Esa noche, Hatsú permanecía en la residencia que su padre tenía asignada en el área médica de la organización. Estaba acostada, insomne, mirando fijamente el techo blanco del dormitorio. Durante el día le habían hecho nuevas pruebas para asegurarse de que el suplemento alimenticio que lograron sintetizar para ella, el cual sustituiría a las dolorosas transfusiones de las que dependía desde que tenía ocho años y que tan mal le caían cuando se las administraban, no le producían efectos secundarios.

Debería estar aliviada al pensar que por fin se libraría del dolor y de todo el malestar que padecía, el que en varias ocasiones la orilló a la inconsciencia y tal vez a la misma muerte cada mes cuando su padre la transfundía. Sin embargo, ella no se sentía aliviada, mucho menos esperanzada por el éxito de su nuevo tratamiento, ya antes pasó por situaciones similares solo para decepcionarse, descubrir que los intentos habían fallado y volver a las horribles transfusiones. No quería alegrase en vano. Estaba convencida que nada podría curarla.

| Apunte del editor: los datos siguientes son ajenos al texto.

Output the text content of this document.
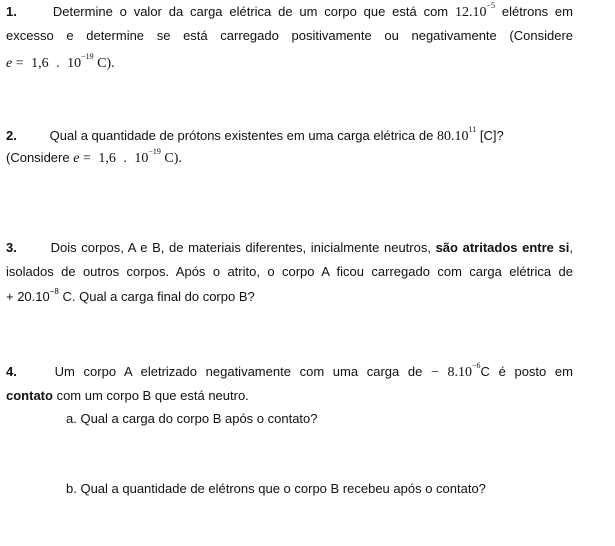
1.	Determine o valor da carga elétrica de um corpo que está com $12.10^{-5}$ elétrons em
excesso e determine se está carregado positivamente ou negativamente (Considere
e = 1,6 . $10^{-19}$ C).
2.	Qual a quantidade de prótons existentes em uma carga elétrica de 80.10$^{11}$ [C]?
(Considere e = 1,6 . $10^{-19}$ C).
3.	Dois corpos, A e B, de materiais diferentes, inicialmente neutros, são atritados entre si,
isolados de outros corpos. Após o atrito, o corpo A ficou carregado com carga elétrica de
+ $20.10^{-8}$ C. Qual a carga final do corpo B?
4.	Um corpo A eletrizado negativamente com uma carga de − $8.10^{-6}C$ é posto em
contato com um corpo B que está neutro.
a. Qual a carga do corpo B após o contato?
b. Qual a quantidade de elétrons que o corpo B recebeu após o contato?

Hacía tiempo que sospechaba que su padre le ocultaba cosas. Tenía la impresión de que había algo raro en su enfermedad sanguínea, una misteriosa afección sin nombre que solo ella padecía. Presentía que la razón de que su padre no le pusiera un nombre a su padecimiento era el hecho de que era incurable. Ella creía que él no quería que supiera que tarde o temprano esa enfermedad la llevaría a la tumba por más que él se empeñara en buscar nuevos tratamientos en su tozudez de curarla.

Su padre roncaba en la cama de al lado cuando el leve sonido de una puerta abriéndose afuera sacó a Hatsú de sus cavilaciones y la puso en alerta. Fue un ruido apenas audible, tan tenue que ella dudó si en verdad había sido real. Pero entonces escuchó el susurro de voces y ya no dudó más. Se incorporó en la cama y prestó atención a lo que sea estaba afuera.

Pasos. Leves, casi imperceptibles.

Era muy de madrugada para que alguien deambulara por los pasillos, podía ser ese el caso, pero era raro.

Volteó y miró a su padre profundamente dormido en la cama de al lado. La curiosidad la invadía. Hatsú llenó sus pulmones con una gran bocanada de aire y se levantó. Se puso un abrigo sobre el pijama y caminó hasta la puerta, pero se detuvo a segundos de abrirla.

A pesar de que sentía curiosidad por saber que pasaba afuera, también sentía miedo. Ella no era alguien acostumbrada a tomar riesgos, y mucho menos en esa organización llena de personas portentosas que la mayoría de las veces le ocasionaban temor. ¿Y si alguien la veía? No quería que nadie le regañara, ni que su padre se enojara con ella por meterse en asuntos que no eran de su interés, eso la llenaría de vergüenza. Bajó la mano que ya sostenía el picaporte decidida a volver a su cama cuando otro ruido de pasos llamó de nuevo su atención.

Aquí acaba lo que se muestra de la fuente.